No mecanismo de mecanotransdução, o citoesqueleto desempenha um papel importante, graças a um regulador metabólico [alvo da rapamicina (TOR)] que desempenha um papel importante na memória morfológica celular.

TOR influencia a polimerização de actina, que, por sua vez, coleta informações fora da célula por meio de ramificações que empurra contra o citoesqueleto, formando pequenas ondulações (lamelipódios) ou deformações mais pronunciadas (filopódios).

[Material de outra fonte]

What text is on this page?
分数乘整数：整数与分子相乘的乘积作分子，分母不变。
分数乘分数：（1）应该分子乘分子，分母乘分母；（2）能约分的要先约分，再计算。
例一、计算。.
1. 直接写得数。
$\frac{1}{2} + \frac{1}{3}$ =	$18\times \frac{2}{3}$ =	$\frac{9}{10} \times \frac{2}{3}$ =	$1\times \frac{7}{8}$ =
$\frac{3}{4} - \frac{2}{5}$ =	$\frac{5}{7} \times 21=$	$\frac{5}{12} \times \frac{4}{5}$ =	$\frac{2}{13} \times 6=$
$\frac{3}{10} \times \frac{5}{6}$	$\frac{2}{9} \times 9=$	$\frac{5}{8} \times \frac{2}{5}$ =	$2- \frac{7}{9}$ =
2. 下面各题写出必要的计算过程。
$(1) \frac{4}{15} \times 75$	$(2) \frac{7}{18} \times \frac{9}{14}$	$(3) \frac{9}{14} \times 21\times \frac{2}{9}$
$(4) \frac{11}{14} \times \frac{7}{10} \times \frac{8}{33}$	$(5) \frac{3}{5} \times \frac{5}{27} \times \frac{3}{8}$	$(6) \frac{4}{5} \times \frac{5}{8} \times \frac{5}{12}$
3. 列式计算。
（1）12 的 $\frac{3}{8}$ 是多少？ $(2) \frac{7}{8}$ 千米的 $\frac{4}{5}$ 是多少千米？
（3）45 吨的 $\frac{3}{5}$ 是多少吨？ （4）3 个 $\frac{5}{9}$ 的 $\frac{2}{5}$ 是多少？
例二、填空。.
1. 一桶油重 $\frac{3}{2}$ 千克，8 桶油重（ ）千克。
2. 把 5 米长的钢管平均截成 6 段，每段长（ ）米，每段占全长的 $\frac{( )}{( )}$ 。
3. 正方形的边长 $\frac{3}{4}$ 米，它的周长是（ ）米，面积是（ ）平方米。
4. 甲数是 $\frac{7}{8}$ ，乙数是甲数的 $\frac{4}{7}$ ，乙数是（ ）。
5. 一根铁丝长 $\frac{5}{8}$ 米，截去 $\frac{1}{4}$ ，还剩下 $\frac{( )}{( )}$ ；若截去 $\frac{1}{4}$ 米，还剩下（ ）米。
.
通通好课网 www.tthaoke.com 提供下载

Esses fenômenos são transitórios. No final da actina, dentro da célula, reside a miosina que puxa na direção oposta à expansão da actina; nesse caminho, é criada tensão mecânica que sai e entra na célula. A jornada das informações de mecanotransdução é de microssegundos, com informações que chegam à célula, acessando os genes quase instantaneamente.

Outras estruturas que suportam a capacidade celular de perceber o que acontece fora da célula, para influenciar a morfologia e reter a memória de eventos de mecanotransdução são microtúbulos (MTs) ou proteínas associadas a microtúbulos (MAPs). Estas proteínas transportam vibrações (determinadas por variações morfológicas) e informações eletromagnéticas (criadas pelas mesmas vibrações) para o DNA e para outras células.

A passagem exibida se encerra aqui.